Faire goûter ses glaces au lair de brebis permet de faire passer l’appréhension. - © DR

"Quand nous avons voulu nous lancer dans la fabrication des glaces au lait de brebis, personne ne croyait en notre projet », se souvient Carine Bossut, des glaces fermières Audeline. Aujourd’hui, les glaces de cette ferme de l’AOP Roquefort sont devenues une référence nationale. Il faut reconnaître qu’il n’y avait et qu’il n’y a pas encore de marché de la glace au lait de brebis. C’est la production qui a créé le marché pour ses propres besoins de diversification. Les producteurs fermiers souhaitaient se diversifier, élargir leur gamme et se distinguer de leurs concurrents.

De la Belgique à l’Italie en passant par la France et la Suisse, l’obstacle reste toujours le même : le consommateur s’imagine que « le goût va être fort », confondant souvent brebis et chèvre. « Le client n’est pas prêt à manger de la glace au lait de brebis, il faut donc le convaincre », constate Wendy Willem, éleveuse belge. Le lait de brebis est réputé pour ses propriétés antiallergiques et la digestibilité de son lactose. Comme il est deux fois plus riche en matière grasse que celui de vache, l’ajout de crème ou de beurre laitier est inutile et réduit donc le taux de lactose de la glace. Mais l’argumentaire reste la dégustation.

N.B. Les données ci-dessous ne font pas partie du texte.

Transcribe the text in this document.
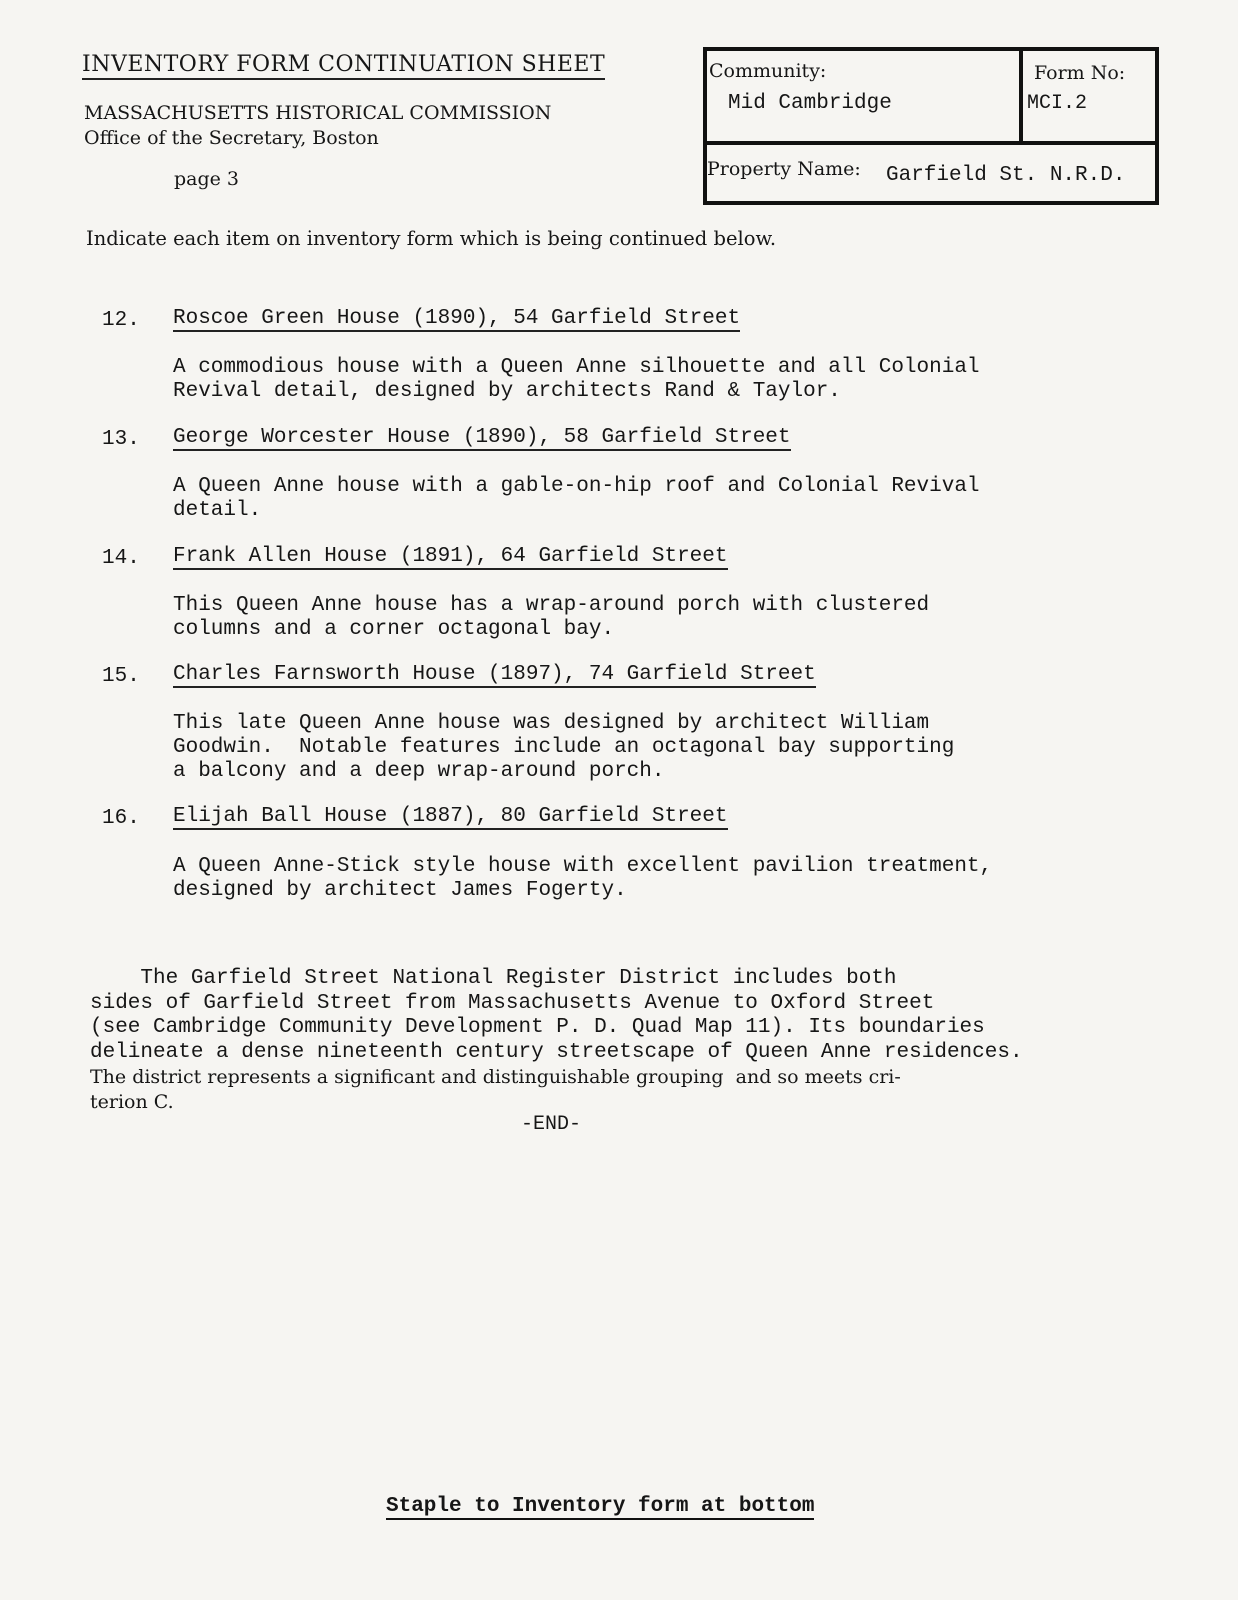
INVENTORY FORM CONTINUATION SHEET
MASSACHUSETTS HISTORICAL COMMISSION
Office of the Secretary, Boston
page 3
Community:
Mid Cambridge
Form No:
MCI.2
Property Name: Garfield St. N.R.D.
Indicate each item on inventory form which is being continued below.
12. Roscoe Green House (1890), 54 Garfield Street
A commodious house with a Queen Anne silhouette and all Colonial
Revival detail, designed by architects Rand & Taylor.
13. George Worcester House (1890), 58 Garfield Street
A Queen Anne house with a gable-on-hip roof and Colonial Revival
detail.
14. Frank Allen House (1891), 64 Garfield Street
This Queen Anne house has a wrap-around porch with clustered
columns and a corner octagonal bay.
15. Charles Farnsworth House (1897), 74 Garfield Street
This late Queen Anne house was designed by architect William
Goodwin.  Notable features include an octagonal bay supporting
a balcony and a deep wrap-around porch.
16. Elijah Ball House (1887), 80 Garfield Street
A Queen Anne-Stick style house with excellent pavilion treatment,
designed by architect James Fogerty.
The Garfield Street National Register District includes both
sides of Garfield Street from Massachusetts Avenue to Oxford Street
(see Cambridge Community Development P. D. Quad Map 11). Its boundaries
delineate a dense nineteenth century streetscape of Queen Anne residences.
The district represents a significant and distinguishable grouping  and so meets cri-
terion C.
-END-
Staple to Inventory form at bottom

Inutile de faire référencer ses glaces dans les rayons surgelés des supermarchés, les ventes ne décolleraient pas. Même la laiterie basque Agour le reconnaît, il lui a fallu plusieurs années avant de se faire une place dans les rayons. Chacun y va de sa méthode. Agour possède trois kiosques à glace sur la côte basque, très fréquentés par les plagistes. « Nos devantures se gardent bien d’afficher la mention brebis. Les vendeurs font d’abord goûter puis expliquent qu’il s’agit de glace au lait de brebis. Une fois la première bouchée avalée, le préjugé tombe », explique Peio Etchelecu, son directeur.